- Франц! - повторил он, зная уже, что все его усилия бесполезны, что этот человек с затравленным взглядом никогда не отступит от своего упрямого отрицания. - Франц, послушай! Я ведь тоже вернулся с Базы...
   Слово "База" заставило Франца пригнуться. Он неожиданно оттолкнул Роберта и бросился в глубину парка.
   Вот и все. Роберт тяжело положил руки на узорную ограду набережной. С неожиданной ясностью, похожей на озарение, он представил себе двенадцать лет жизни Франца. Оппозиционер. Беглец. Обычный налет на какую-нибудь ремонтную станцию, очередь из автомата по соучастникам - и открыт желанный путь к Земле. Тайная посадка в обход всех наземных космических служб невероятная, неслыханная удача! - а потом долгий бег сквозь лес. Комбинезон изорван, пот заливает исцарапанное лицо... Быстрее, быстрее, пока не напали на след! Автомат в кусты и петлять, уйти как можно дальше от места посадки!
   И так двенадцать лет в вечных скитаниях. Ни имени, ни дома, ни друзей. Он не Франц, нет, Франц был врагом, бежал с Земли и ему не дождаться прощения. Он не Франц, он такой же, как все! Сегодня здесь, завтра полет за тысячи километров, но обязательно в многолюдные места, в большие города, там легче затеряться, слиться с людьми, перебежать с одной дорожки на другую, скрыться в подъезде, метнуться на переполненный стадион. Двенадцать лет завтраков, обедов и ужинов трижды в день в трех разных городах - и какое счастье, что денег давным-давно нет в этом мире, и какое счастье, что совсем не обязательно работать, чтобы жить...

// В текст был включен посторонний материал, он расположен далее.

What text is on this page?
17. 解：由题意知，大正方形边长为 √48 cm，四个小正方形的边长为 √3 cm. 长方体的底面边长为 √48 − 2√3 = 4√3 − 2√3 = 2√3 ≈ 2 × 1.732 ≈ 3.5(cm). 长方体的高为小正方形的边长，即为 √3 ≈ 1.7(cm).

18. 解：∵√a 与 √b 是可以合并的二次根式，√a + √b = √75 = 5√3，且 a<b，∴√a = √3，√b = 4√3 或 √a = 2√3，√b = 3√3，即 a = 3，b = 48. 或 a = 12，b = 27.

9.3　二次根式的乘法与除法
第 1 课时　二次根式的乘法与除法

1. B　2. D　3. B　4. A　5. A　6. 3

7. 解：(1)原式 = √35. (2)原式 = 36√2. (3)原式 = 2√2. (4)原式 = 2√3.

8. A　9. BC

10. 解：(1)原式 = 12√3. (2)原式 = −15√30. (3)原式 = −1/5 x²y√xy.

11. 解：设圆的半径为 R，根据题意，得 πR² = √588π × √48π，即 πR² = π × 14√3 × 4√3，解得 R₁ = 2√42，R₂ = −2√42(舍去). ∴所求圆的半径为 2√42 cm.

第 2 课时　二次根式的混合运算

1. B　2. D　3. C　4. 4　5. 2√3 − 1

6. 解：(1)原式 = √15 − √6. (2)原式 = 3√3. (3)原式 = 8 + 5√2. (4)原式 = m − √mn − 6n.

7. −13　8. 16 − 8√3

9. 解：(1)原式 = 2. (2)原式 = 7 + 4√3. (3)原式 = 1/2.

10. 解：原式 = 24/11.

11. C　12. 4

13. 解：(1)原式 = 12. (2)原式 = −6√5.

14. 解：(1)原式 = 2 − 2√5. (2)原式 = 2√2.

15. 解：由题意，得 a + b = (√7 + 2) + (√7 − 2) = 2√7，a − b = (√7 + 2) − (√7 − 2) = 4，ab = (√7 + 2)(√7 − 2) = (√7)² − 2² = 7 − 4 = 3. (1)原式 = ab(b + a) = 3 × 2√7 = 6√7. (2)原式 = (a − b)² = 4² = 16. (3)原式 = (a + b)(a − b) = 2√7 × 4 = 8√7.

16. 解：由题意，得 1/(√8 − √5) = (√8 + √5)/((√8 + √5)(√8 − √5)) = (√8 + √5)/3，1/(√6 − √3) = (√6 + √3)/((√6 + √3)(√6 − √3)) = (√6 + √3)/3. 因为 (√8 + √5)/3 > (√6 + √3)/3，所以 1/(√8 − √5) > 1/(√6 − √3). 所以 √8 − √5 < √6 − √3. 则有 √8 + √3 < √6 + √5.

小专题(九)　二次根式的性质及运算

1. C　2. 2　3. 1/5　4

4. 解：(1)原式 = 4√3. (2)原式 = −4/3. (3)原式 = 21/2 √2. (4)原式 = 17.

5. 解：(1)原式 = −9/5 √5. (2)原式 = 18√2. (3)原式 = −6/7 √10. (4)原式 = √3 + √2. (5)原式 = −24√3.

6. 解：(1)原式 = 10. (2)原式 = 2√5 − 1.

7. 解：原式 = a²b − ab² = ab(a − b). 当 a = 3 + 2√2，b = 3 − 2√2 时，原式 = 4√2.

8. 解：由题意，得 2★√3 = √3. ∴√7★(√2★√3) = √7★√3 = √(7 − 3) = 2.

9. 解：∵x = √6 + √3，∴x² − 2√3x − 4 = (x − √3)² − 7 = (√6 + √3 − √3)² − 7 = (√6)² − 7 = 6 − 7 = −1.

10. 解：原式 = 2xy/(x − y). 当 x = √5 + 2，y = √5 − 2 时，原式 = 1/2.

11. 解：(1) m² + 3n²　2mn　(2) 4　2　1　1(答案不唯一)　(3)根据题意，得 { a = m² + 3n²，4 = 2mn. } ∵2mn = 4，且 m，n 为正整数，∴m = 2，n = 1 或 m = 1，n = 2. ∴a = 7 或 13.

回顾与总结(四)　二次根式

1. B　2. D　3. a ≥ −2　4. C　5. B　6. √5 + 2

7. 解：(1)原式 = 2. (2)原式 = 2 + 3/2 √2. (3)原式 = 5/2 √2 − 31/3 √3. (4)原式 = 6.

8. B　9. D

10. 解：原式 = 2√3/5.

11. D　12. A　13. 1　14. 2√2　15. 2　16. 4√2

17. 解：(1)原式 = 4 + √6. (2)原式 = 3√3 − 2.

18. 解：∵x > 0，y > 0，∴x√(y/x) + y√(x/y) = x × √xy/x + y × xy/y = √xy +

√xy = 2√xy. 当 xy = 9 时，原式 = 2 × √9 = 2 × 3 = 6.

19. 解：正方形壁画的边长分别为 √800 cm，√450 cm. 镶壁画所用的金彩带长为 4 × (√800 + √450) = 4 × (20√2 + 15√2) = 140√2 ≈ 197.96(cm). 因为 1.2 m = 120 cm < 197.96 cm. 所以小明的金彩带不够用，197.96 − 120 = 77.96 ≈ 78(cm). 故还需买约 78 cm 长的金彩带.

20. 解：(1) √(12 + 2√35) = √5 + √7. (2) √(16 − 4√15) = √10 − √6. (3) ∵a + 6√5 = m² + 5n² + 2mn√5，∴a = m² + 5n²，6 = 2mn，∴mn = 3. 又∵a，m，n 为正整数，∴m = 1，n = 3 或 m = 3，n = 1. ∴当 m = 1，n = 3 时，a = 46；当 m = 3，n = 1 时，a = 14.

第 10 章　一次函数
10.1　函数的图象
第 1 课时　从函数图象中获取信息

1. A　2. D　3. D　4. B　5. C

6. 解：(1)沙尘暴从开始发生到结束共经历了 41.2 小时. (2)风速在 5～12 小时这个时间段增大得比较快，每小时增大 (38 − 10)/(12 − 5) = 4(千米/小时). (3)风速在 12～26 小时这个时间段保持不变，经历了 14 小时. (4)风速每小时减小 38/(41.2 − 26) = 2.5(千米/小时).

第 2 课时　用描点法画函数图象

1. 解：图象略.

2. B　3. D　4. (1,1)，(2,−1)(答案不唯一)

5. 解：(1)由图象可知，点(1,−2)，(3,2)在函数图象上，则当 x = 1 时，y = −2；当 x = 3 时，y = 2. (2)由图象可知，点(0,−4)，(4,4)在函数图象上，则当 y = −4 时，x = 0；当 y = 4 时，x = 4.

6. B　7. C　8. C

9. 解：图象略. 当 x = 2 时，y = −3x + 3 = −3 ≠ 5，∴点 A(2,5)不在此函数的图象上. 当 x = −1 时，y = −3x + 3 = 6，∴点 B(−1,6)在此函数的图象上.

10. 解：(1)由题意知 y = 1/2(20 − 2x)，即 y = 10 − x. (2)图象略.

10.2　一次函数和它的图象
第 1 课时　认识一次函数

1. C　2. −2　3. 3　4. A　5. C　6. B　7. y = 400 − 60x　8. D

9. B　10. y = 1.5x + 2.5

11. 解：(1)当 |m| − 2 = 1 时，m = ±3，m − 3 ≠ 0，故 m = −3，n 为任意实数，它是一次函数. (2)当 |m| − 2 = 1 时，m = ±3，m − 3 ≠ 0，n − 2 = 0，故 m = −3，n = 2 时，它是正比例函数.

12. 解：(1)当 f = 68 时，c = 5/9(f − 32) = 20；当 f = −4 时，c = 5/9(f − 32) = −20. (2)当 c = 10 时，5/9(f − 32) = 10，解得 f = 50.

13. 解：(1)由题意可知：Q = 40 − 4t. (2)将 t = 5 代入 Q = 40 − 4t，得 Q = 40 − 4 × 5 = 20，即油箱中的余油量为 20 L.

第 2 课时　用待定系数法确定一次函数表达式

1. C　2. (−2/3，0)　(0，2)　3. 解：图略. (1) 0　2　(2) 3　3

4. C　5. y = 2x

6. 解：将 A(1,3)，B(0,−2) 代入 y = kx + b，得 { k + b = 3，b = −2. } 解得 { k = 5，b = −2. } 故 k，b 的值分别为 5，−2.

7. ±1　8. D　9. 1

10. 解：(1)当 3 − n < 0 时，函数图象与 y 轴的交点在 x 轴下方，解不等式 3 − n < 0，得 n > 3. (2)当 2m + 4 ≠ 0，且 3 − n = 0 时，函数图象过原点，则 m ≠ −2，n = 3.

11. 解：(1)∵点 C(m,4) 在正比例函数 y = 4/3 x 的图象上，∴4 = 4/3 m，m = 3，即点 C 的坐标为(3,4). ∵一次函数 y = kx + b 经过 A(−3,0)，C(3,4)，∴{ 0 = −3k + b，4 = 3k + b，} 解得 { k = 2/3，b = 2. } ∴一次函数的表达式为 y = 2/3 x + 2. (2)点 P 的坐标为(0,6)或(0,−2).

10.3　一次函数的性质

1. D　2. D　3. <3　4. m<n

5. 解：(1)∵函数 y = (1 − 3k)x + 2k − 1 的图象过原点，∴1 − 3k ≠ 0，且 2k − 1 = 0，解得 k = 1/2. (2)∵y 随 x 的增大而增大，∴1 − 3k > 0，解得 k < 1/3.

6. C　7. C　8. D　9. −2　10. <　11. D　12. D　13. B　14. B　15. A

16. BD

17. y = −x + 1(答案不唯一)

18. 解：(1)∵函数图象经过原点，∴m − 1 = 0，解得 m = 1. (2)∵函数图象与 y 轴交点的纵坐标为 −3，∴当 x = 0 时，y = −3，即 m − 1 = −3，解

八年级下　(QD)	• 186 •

   Двенадцать лет одиночества среди людей, двенадцать лет постоянного ощущения, что вокруг враги и погоня вот-вот может настигнуть - и тогда конец! Двенадцать лет, как загнанный зверь, и откуда же знать, что погони нет... А спросить не у кого и некогда, вечный страх гонит с юга на север и с запада на восток, вокруг земли, и бесконечно одиноко и жутко просыпаться по ночам в пустой комнате и торопливо одеваться, чтобы продолжать бессмысленное бегство от собственных нелепых предубеждений.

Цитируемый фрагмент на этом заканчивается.